Я обнаружила, что в реальной жизни сержант Сэлинджер не получил возвращающего к жизни письма; юная девушка не подала ему руки, не помогла выбраться из ада. Вместо того он, как и сержант Икс, встретил молодую женщину; как и в рассказе, она занимала «какую-то маленькую должность в нацистской партии, достаточно, впрочем, высокую, чтобы оказаться в числе тех, кто по приказу американского командования автоматически подлежал аресту». Сержант Сэлинджер сам ее арестовал. К концу лета они поженились.
Если иметь в виду, что отец был человеком ответственным и честным, а кроме того, глубоко подозрительным — он был словно создан для того, чтобы вести допрос, — Сильвия, его первая жена, была, вероятно, что подтверждала и моя мать, необыкновенной женщиной. Тетушка описала мне Сильвию: высокая, тонкая, темноволосая, с бледным лицом и кроваво-красными губами и ногтями. Речь ее была колкой, язвительной; она имела какую-то ученую степень. «Настоящая немка», — сказала тетушка и, опустив подбородок и подняв брови, мрачно взглянула мне прямо в глаза поверх бифокальных очков, желая особо подчеркнуть эту свою мысль. Отец твердил моей матери, что Сильвия, не в пример ей, Клэр, была настоящей женщиной, которая знала, чего хочет, и смолоду пробивала себе дорогу. Но ему претили ее ужасные, темные, злые страсти: он считал, что Сильвия околдовала его. Он признавался матери, что Сильвия ненавидела евреев так же сильно, как и нацистов, и не скрывала этого. Их отношения, говорил он, отличались большим накалом как в физическом, так и в эмоциональном плане. Как случалось во многих браках, заключенных во время войны, их страсть не пережила переезда в Америку, где пришлось жить вместе с его родителями. Сильвия вернулась в Европу через несколько месяцев.
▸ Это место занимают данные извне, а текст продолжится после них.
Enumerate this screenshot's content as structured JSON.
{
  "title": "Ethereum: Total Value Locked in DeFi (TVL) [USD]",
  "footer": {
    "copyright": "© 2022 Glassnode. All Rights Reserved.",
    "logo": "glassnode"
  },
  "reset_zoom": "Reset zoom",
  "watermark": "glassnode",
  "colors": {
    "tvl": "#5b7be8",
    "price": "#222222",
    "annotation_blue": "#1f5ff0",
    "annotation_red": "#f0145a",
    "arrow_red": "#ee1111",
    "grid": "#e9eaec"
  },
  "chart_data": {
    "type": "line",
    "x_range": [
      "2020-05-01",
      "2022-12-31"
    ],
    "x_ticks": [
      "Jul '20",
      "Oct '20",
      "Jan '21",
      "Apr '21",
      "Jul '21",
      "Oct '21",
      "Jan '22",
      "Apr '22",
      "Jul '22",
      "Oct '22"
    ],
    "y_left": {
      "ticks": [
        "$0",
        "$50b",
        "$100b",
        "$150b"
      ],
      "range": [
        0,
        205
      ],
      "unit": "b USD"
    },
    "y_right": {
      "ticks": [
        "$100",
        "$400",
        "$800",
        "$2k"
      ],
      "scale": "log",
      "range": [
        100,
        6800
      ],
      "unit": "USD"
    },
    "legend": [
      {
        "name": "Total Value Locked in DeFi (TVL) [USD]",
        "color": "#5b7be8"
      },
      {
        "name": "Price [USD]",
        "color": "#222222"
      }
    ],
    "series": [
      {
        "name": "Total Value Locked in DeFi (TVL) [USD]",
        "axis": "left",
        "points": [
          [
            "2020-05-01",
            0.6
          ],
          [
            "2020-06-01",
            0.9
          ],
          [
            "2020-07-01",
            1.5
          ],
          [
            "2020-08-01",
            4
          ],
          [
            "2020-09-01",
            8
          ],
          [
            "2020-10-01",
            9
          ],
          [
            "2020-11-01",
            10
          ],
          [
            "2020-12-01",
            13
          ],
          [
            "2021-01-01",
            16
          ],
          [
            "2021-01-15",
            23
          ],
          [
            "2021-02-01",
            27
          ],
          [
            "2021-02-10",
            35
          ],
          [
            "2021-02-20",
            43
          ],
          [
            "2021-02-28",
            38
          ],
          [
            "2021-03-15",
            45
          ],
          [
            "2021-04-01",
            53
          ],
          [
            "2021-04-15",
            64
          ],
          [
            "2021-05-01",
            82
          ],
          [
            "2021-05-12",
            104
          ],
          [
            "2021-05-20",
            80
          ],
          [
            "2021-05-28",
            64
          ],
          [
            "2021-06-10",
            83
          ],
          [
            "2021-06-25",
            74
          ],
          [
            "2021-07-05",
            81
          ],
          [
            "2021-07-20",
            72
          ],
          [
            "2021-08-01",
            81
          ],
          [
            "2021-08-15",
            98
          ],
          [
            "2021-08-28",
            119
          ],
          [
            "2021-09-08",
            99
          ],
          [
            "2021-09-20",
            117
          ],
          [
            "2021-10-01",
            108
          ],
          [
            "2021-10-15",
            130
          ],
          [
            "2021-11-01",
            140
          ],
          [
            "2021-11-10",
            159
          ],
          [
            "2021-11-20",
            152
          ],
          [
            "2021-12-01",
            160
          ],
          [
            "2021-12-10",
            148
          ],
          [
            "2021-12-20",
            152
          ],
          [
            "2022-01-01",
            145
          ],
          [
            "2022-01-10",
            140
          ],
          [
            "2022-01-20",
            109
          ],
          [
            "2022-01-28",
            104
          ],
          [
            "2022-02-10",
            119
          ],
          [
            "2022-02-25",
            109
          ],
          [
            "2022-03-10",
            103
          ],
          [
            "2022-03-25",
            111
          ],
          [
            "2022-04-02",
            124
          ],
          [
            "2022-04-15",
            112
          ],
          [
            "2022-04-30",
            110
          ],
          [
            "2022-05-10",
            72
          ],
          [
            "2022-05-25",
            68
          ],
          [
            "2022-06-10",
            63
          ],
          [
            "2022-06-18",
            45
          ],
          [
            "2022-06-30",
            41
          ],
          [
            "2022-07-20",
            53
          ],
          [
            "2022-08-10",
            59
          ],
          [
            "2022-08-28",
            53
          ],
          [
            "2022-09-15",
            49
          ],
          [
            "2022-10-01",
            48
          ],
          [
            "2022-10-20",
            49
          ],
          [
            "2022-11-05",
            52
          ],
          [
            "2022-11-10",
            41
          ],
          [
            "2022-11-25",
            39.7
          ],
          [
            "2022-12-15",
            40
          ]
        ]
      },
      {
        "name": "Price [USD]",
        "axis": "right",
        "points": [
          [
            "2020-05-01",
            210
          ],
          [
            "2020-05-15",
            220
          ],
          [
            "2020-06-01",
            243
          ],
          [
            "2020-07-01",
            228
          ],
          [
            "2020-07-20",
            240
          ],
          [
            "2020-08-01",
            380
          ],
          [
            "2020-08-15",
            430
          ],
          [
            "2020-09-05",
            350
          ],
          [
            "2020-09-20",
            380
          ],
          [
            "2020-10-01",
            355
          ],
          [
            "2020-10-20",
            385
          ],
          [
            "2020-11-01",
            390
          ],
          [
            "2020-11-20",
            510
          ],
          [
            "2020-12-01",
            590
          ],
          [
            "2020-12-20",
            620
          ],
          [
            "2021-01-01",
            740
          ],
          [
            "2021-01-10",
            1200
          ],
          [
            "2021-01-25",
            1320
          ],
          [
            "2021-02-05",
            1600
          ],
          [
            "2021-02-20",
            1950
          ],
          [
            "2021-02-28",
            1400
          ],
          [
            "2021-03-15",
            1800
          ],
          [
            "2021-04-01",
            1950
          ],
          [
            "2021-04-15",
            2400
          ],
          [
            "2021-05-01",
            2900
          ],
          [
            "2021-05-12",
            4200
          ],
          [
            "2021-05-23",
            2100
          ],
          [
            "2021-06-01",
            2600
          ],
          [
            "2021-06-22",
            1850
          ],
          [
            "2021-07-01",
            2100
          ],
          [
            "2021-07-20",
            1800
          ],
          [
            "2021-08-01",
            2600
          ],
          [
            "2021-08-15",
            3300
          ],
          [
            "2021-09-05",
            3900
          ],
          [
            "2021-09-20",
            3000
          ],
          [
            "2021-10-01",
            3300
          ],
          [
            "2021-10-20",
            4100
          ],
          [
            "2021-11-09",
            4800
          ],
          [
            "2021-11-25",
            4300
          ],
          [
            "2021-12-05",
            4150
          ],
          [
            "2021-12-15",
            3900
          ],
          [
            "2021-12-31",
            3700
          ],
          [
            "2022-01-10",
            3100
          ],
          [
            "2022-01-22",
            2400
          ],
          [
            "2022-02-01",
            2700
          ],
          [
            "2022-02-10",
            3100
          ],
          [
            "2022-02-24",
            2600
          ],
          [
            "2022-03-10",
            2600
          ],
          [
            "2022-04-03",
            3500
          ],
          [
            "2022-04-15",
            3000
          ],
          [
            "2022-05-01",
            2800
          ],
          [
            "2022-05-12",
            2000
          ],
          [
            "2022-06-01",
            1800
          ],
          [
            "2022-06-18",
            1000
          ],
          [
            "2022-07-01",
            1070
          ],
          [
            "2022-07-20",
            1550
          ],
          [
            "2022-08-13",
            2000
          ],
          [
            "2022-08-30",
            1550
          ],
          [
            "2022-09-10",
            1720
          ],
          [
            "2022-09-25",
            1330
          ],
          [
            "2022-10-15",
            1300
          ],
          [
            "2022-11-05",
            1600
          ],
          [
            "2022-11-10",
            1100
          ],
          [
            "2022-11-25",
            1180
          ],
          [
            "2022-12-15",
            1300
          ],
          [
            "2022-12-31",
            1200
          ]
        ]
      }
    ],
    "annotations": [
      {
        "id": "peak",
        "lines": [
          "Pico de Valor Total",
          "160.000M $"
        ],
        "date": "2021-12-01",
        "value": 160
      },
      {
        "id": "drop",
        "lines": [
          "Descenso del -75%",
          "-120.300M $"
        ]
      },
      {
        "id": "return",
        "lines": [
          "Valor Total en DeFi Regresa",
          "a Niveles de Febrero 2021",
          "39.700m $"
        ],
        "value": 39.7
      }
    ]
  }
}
Тетя Дорис заметила: «Мама не любила ее».
Я знала, что у отца была военная жена, которую он в шутку называл «Саливой» вместо Сильвии, но вообще он не любил распространяться о возвращении домой, лишь ронял время от времени отдельные, скупые детали: например, как он жестоко страдал в то время от сенной лихорадки и целое лето не отнимал платка от отчаянно свербившего носа и слезящихся глаз. «Вот как сейчас, только еще хуже», — говорил он мне, сморкаясь и вытирая покрасневшие глаза. Похожие чувства, если не детали, появляются в рассказе «Посторонний» («Коллиерс», 1 декабря 1945 года), где рассказывается о возвращении домой Бэйба. Бэйб жестоко страдает от сенной лихорадки и боевого переутомления. Он вернулся домой физически, но умственно и эмоционально не может совершить переход к гражданской жизни.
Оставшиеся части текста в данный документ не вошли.